After all, they say, this gives us free access to the largest market in the world. If we are not members, then we would be excluded from this market, or we would not have full entry. Cue: guffaws, mutterings and the nodding of heads in affirmation of a self-evident truth.

But is this self-evident? Or even true? It is as though the single market were envisaged as some sort of enclosed space which you are either allowed, or not allowed, to enter. Of course, if you are outside the single market, unless you have a free trade agreement with the EU, then your goods have to pay an entry fee in the form of the EU’s external tariffs. But these are not very high. And there is an offset – namely not having to pay the Union’s annual membership fee, i.e. our net contribution to the EU’s budget. The tariff issue is really quite minor beside the supposed importance of the single market.

Yet hardly anyone seems to know what the single market is really about. It is more appropriately described as a single regulatory system. You can readily understand why this makes sense – certainly compared to a situation in which all 28 EU members have their own regulations and standards. In the extreme, a company might need to have 28 versions of the product it is exporting – or at least 28 versions of the packaging, documentation, testing certificates, quality accreditation, etc.

But in the context of whether or not the UK should stay in the EU, the issue is not whether the single market has been a good thing, and accordingly whether it should remain or be disbanded.

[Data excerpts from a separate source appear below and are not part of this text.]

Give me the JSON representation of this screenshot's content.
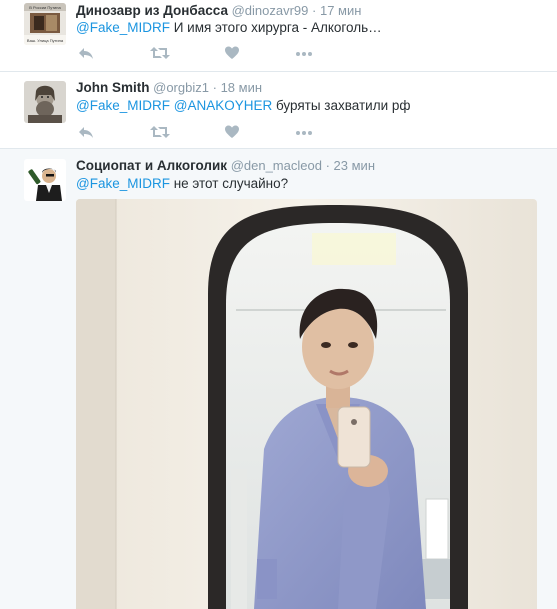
{
  "tweets": [
    {
      "fullname": "Динозавр из Донбасса",
      "username": "@dinozavr99",
      "separator": "·",
      "time": "17 мин",
      "avatar_text_top": "В России Путина",
      "avatar_text_bottom": "Ваш. Улица Путина",
      "text_parts": [
        {
          "text": "@Fake_MIDRF",
          "mention": true
        },
        {
          "text": " И имя этого хирурга - Алкоголь…",
          "mention": false
        }
      ]
    },
    {
      "fullname": "John Smith",
      "username": "@orgbiz1",
      "separator": "·",
      "time": "18 мин",
      "text_parts": [
        {
          "text": "@Fake_MIDRF",
          "mention": true
        },
        {
          "text": " ",
          "mention": false
        },
        {
          "text": "@ANAKOYHER",
          "mention": true
        },
        {
          "text": " буряты захватили рф",
          "mention": false
        }
      ]
    },
    {
      "fullname": "Социопат и Алкоголик",
      "username": "@den_macleod",
      "separator": "·",
      "time": "23 мин",
      "text_parts": [
        {
          "text": "@Fake_MIDRF",
          "mention": true
        },
        {
          "text": " не этот случайно?",
          "mention": false
        }
      ]
    }
  ],
  "actions": {
    "reply_icon": "reply-icon",
    "retweet_icon": "retweet-icon",
    "like_icon": "heart-icon",
    "more_icon": "more-dots-icon"
  },
  "colors": {
    "link": "#1b95e0",
    "meta": "#8899a6",
    "action_icon": "#aab8c2",
    "text": "#292f33"
  }
}
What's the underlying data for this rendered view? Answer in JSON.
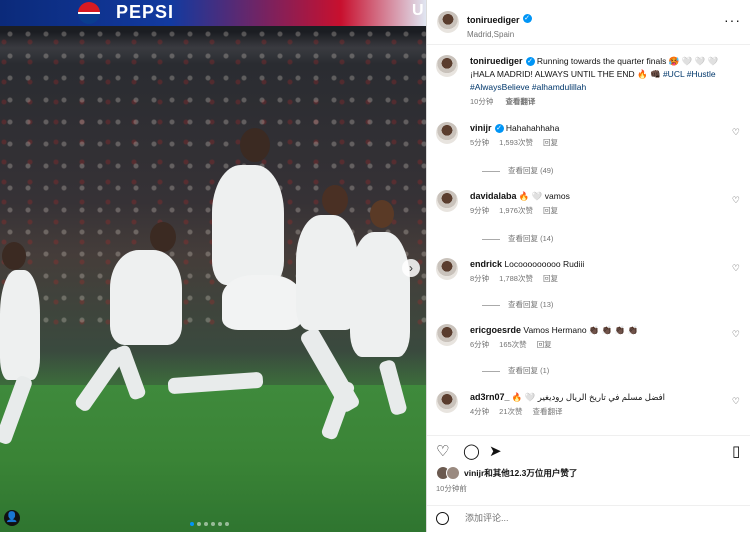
{
  "post": {
    "banner_text": "PEPSI",
    "banner_edge": "U"
  },
  "author": {
    "username": "toniruediger",
    "location": "Madrid,Spain"
  },
  "caption": {
    "username": "toniruediger",
    "line1": "Running towards the quarter finals 🥵 🤍 🤍 🤍",
    "line2": "¡HALA MADRID! ALWAYS UNTIL THE END 🔥 👊🏿",
    "tag_ucl": "#UCL",
    "tag_hustle": "#Hustle",
    "tag_believe": "#AlwaysBelieve",
    "tag_alham": "#alhamdulillah",
    "time": "10分钟",
    "translate": "查看翻译"
  },
  "comments": [
    {
      "username": "vinijr",
      "text": "Hahahahhaha",
      "time": "5分钟",
      "likes": "1,593次赞",
      "reply": "回复",
      "replies": "查看回复 (49)"
    },
    {
      "username": "davidalaba",
      "text": "🔥 🤍 vamos",
      "time": "9分钟",
      "likes": "1,976次赞",
      "reply": "回复",
      "replies": "查看回复 (14)"
    },
    {
      "username": "endrick",
      "text": "Locooooooooo Rudiii",
      "time": "8分钟",
      "likes": "1,788次赞",
      "reply": "回复",
      "replies": "查看回复 (13)"
    },
    {
      "username": "ericgoesrde",
      "text": "Vamos Hermano 👏🏿 👏🏿 👏🏿 👏🏿",
      "time": "6分钟",
      "likes": "165次赞",
      "reply": "回复",
      "replies": "查看回复 (1)"
    },
    {
      "username": "ad3rn07_",
      "text": "🔥 🤍 افضل مسلم في تاريخ الريال روديغير",
      "time": "4分钟",
      "likes": "21次赞",
      "reply": "回复",
      "translate": "查看翻译"
    }
  ],
  "likes_line": "vinijr和其他12.3万位用户赞了",
  "posted_ago": "10分钟前",
  "comment_input": {
    "placeholder": "添加评论..."
  },
  "colors": {
    "accent": "#0095f6",
    "secondary_text": "#737373"
  },
  "icons": [
    "heart-icon",
    "comment-icon",
    "share-icon",
    "bookmark-icon",
    "more-icon",
    "verified-icon",
    "emoji-icon",
    "next-icon"
  ]
}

The issue is whether we should continue to belong to it.

 The situation is different as between goods and services and I will discuss financial services on another occasion. But for goods exports, if we left, not only would the single market still exist, but a British company trying to export into it would still enjoy the advantages of there being a single set of regulations governing all 27 other countries. In other words, the single market’s advantage to us derives, not from the fact that we are in it, but rather from the fact that they are in it.

This is profoundly at odds with the statements of many business people who give the impression that, the day after we left the single market, they would be faced by either an insuperable obstacle or unbearable costs. Of course, post exit they would need to comply with the EU’s regulations. Yet they already do. Would one of those industrialists who claim it is so important for us to stay in the single market please explain just how their business would be adversely affected after we left?

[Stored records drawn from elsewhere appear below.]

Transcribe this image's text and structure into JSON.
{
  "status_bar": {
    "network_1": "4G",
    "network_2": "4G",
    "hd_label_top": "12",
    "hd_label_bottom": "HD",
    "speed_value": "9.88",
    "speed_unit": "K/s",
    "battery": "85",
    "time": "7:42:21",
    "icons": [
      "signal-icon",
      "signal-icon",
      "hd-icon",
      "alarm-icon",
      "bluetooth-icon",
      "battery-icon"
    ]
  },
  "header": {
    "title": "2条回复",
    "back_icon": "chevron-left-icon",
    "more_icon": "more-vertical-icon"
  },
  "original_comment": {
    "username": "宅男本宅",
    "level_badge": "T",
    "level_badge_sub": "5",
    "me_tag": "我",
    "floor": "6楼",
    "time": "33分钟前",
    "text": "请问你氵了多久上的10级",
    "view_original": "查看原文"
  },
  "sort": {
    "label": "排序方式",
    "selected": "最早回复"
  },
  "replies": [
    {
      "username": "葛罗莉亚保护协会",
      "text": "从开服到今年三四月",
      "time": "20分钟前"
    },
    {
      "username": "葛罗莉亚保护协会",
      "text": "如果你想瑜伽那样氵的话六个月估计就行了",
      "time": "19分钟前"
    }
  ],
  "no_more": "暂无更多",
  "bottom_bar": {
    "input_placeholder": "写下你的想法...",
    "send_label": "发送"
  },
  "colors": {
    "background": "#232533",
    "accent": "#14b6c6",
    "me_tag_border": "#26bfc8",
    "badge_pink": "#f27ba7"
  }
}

It is important to realise that “no change” for them does not mean “no change” for the rest of us. For outside the single market the UK government would have the ability to rescind EU regulations, and all those parts of the economy which are not involved with exporting into the EU – that is to say about 85pc of it – would no longer be bound by them.

 

David Fuller's view

Here is a PDF of Roger Bootle's article.

All of Roger Bootle’s points in this column make sense to me. 

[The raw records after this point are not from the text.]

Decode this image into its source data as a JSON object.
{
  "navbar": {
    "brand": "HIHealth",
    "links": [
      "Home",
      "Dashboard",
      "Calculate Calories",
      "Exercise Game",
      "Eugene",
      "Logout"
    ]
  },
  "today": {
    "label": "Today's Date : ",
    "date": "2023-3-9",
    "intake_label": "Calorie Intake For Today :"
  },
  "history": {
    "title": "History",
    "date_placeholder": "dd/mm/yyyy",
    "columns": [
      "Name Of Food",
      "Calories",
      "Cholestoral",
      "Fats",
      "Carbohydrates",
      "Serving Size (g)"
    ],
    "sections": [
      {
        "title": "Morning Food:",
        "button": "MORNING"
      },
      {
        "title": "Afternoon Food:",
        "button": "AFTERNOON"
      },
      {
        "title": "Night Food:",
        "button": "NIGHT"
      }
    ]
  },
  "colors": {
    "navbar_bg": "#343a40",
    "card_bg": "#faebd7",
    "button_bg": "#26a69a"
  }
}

Additionally, David Cameron’s earnest negotiations will make little difference to me.  He says he is pro Europe and wants a better deal with more autonomy for the UK.  I am also pro Europe but the better situation, I believe, is for the UK to be an entirely independent country, outside the EU but which remain an ally of the EU.

The EU is an unwieldly and overstretched, political organisation which has suffered economically since the introduction of the Euro.  Its advocates say these problems would be reduced by greater political integration.  Theoretically, perhaps, but there has never been any real public support for a Federal European system.  Why should there be, given the long histories and widely different cultures within Europe?  A homogenisation of European nations and their cultures would diminish rather than enhance Europe, in my opinion.